How to personalize the comment (choose one or more):

  • Change the formatting (remove or change the title/subtitle), switch from bullet points to paragraphs or numbered statements, change the font, change the font size, change the spacing, change the margins, etc.)
  • Delete certain paragraphs that you don’t understand or don’t agree with or don’t think aid anything
  • Add one or more of your own arguments if you think anything wasn’t mentioned
  • Add arguments based in feelings (for example, “I think the proposed regulation is unfair because it is intentionally designed to discriminate against one of the most vulnerable populations in America. People who come to America seeking refuge should not be treated like animals, they should be treated with humanity.” – etc.)
  • Rephrase some or all of the arguments used in the Word doc and put them into your own words (like when you were plagiarizing that paper on Julius Caesar back in 10th grade)
  • Put the arguments into a different order (they’re broken up by bullet point so this should be easy to do)
  • Upload PDF documents you think support your position (in addition to your comment)
  • Delete the formal legal citations if you don’t know what they mean – you’ll want to leave in the ones about 85 Fed.

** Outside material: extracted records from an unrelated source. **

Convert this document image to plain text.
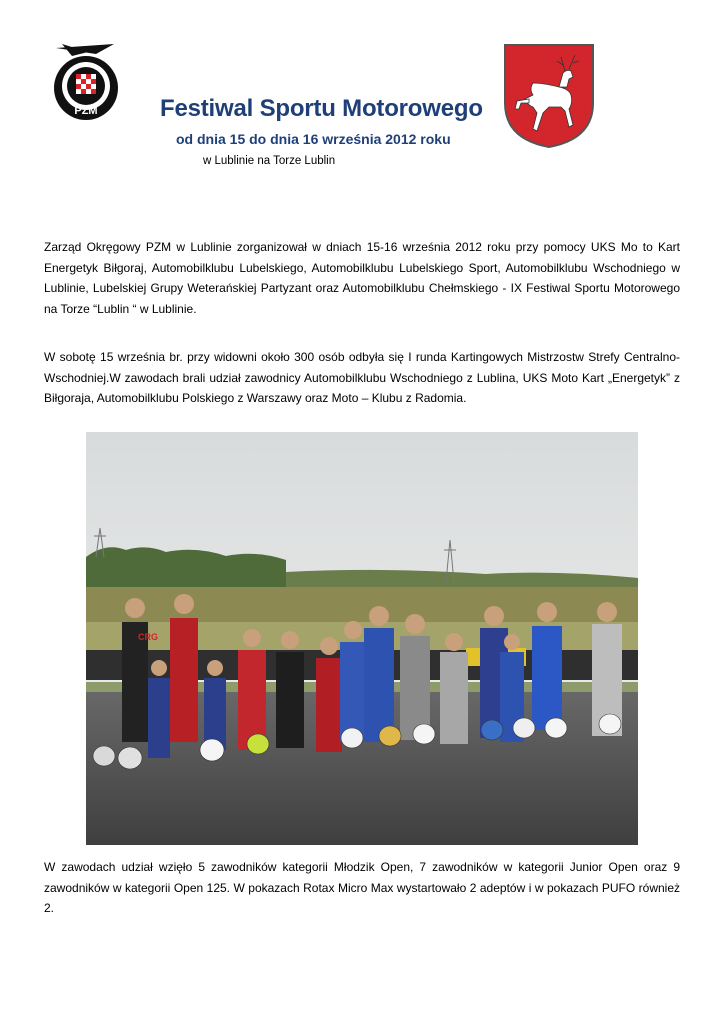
PZM	Festiwal Sportu Motorowego
od dnia 15 do dnia 16 września 2012 roku
w Lublinie na Torze Lublin

Zarząd Okręgowy PZM w Lublinie zorganizował w dniach 15-16 września 2012 roku przy pomocy UKS Mo to Kart Energetyk Biłgoraj, Automobilklubu Lubelskiego, Automobilklubu Lubelskiego Sport, Automobilklubu Wschodniego w Lublinie, Lubelskiej Grupy Weterańskiej Partyzant oraz Automobilklubu Chełmskiego - IX Festiwal Sportu Motorowego na Torze “Lublin “ w Lublinie.

W sobotę 15 września br. przy widowni około 300 osób odbyła się I runda Kartingowych Mistrzostw Strefy Centralno-Wschodniej.W zawodach brali udział zawodnicy Automobilklubu Wschodniego z Lublina, UKS Moto Kart „Energetyk” z Biłgoraja, Automobilklubu Polskiego z Warszawy oraz Moto – Klubu z Radomia.

CRG

W zawodach udział wzięło 5 zawodników kategorii Młodzik Open, 7 zawodników w kategorii Junior Open oraz 9 zawodników w kategorii Open 125. W pokazach Rotax Micro Max wystartowało 2 adeptów i w pokazach PUFO również 2.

Reg. 36264 (June 15, 2020) though.
  • Sign your name at the bottom
  • Talk about who you are and why your opinion matters
  • Suggest alternatives to the proposed regulation’s new rules (to the extent you can gleam what the new rules are from the attached comment template)

One More Thing!

Please share this information with anyone you can think of that might be interested in submitting a comment to help potential asylees. We need a barrage of comments to slow this process down as much as possible with the hopes that the current administration won’t have enough time left in office to promulgate a final rule.

Summary of Past Regulations and Actions

There are a dozen sweeping provisions, but here are a few:

  • Completely barring asylum on the basis of gender, which would invalidate protections for individuals seeking safety from gender-based violence 
  • Changing the very definition of “persecution” and “torture” 
  • Allowing judges to deny asylum applications without ever allowing the individual their day in court 
  • Redefining some of the core grounds for asylum claims, including membership in a “particular social group,” which could have a dire impact on LGBTQ individuals 
  • Denying asylum to people who entered the country unlawfully, or who submitted their asylum application more than a year after entering the country without exceptions 
  • Barring an individual who travels to the U.S. through two or more countries from asylum, who has ever failed to file taxes, or who has ever withdrawn a prior application for asylum.